Au cours du bref dialogue interactif qui a suivi ces interventions, un participant de la société civile a attiré l’attention sur les incohérences qui peuvent exister entre les accords signés avec l’OIT et certains accords signés avec l’Organisation mondiale du commerce (OMC).  Un autre orateur de la société civile a évoqué la nécessité pour les ONG et les divers acteurs œuvrant à la promotion et à la protection des droits de l’homme de se relier entre eux, par le biais de sites web, pour faire circuler et partager leurs informations.  évoquant notamment les victimes du Biafra de 1968 et la tentative d’enlèvement de 103 enfants au Tchad, un autre participant s’est interrogé sur ce qui est fait pour venir en aide à l’Afrique.  La notion de prévention, afin d’éviter que des crises ne dégénèrent comme cela a été le cas au Darfour, revêt dans ce contexte une importance capitale, a-t-il été souligné.
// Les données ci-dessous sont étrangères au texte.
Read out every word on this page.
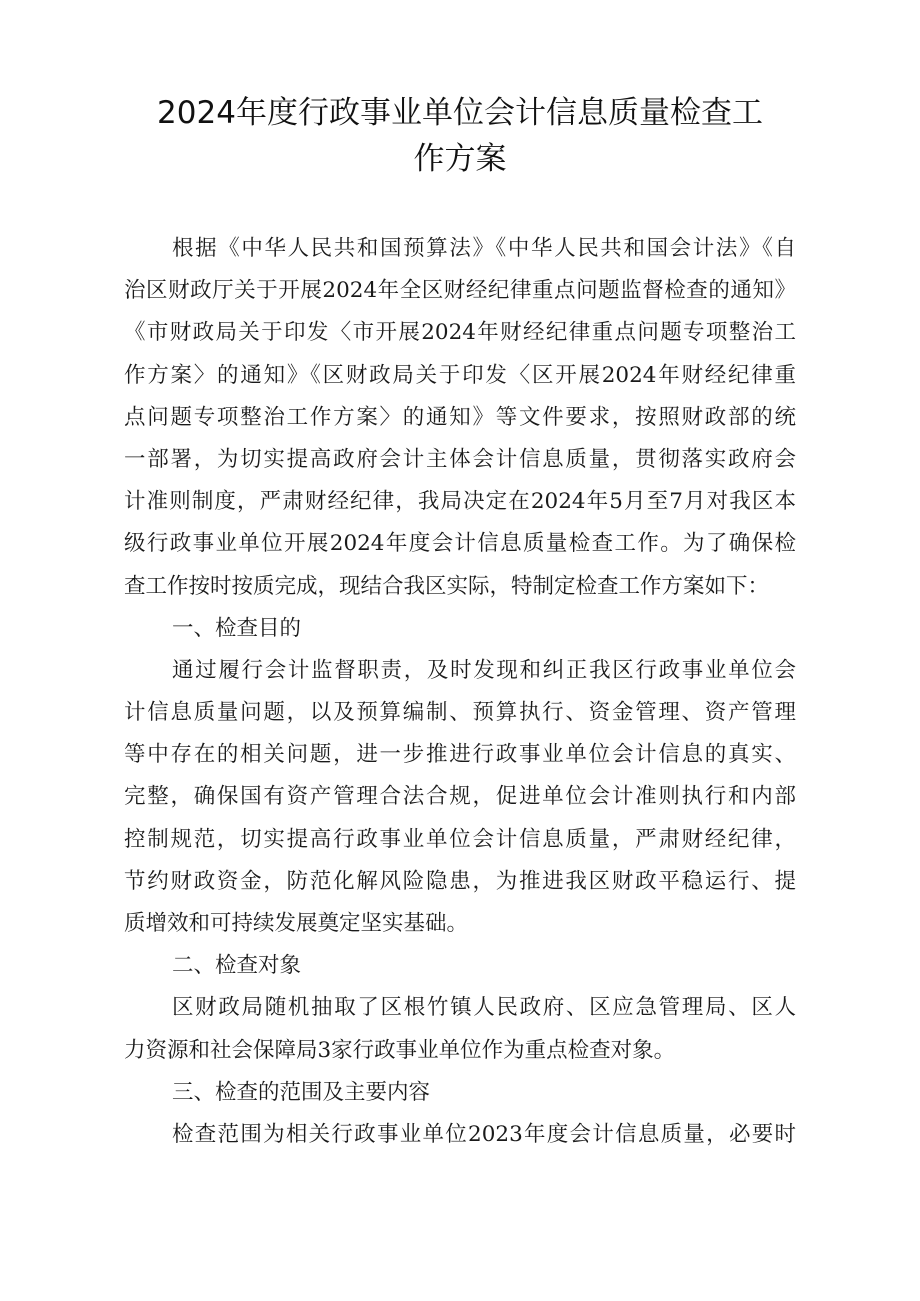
2024年度行政事业单位会计信息质量检查工
作方案
根据《中华人民共和国预算法》《中华人民共和国会计法》《自
治区财政厅关于开展2024年全区财经纪律重点问题监督检查的通知》
《市财政局关于印发〈市开展2024年财经纪律重点问题专项整治工
作方案〉的通知》《区财政局关于印发〈区开展2024年财经纪律重
点问题专项整治工作方案〉的通知》等文件要求，按照财政部的统
一部署，为切实提高政府会计主体会计信息质量，贯彻落实政府会
计准则制度，严肃财经纪律，我局决定在2024年5月至7月对我区本
级行政事业单位开展2024年度会计信息质量检查工作。为了确保检
查工作按时按质完成，现结合我区实际，特制定检查工作方案如下：
一、检查目的
通过履行会计监督职责，及时发现和纠正我区行政事业单位会
计信息质量问题，以及预算编制、预算执行、资金管理、资产管理
等中存在的相关问题，进一步推进行政事业单位会计信息的真实、
完整，确保国有资产管理合法合规，促进单位会计准则执行和内部
控制规范，切实提高行政事业单位会计信息质量，严肃财经纪律，
节约财政资金，防范化解风险隐患，为推进我区财政平稳运行、提
质增效和可持续发展奠定坚实基础。
二、检查对象
区财政局随机抽取了区根竹镇人民政府、区应急管理局、区人
力资源和社会保障局3家行政事业单位作为重点检查对象。
三、检查的范围及主要内容
检查范围为相关行政事业单位2023年度会计信息质量，必要时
Demain, deux autres tables rondes se tiendront dans le cadre des travaux de la présente Conférence annuelle DPI/ONG: la première, à compter de 10 heures, aura pour thème « Vaincre la discrimination pour réaliser les droits de l’homme et la dignité pour tous »; la seconde, à compter de 15 heures, se penchera sur « les droits de l’homme et la sécurité humaine ».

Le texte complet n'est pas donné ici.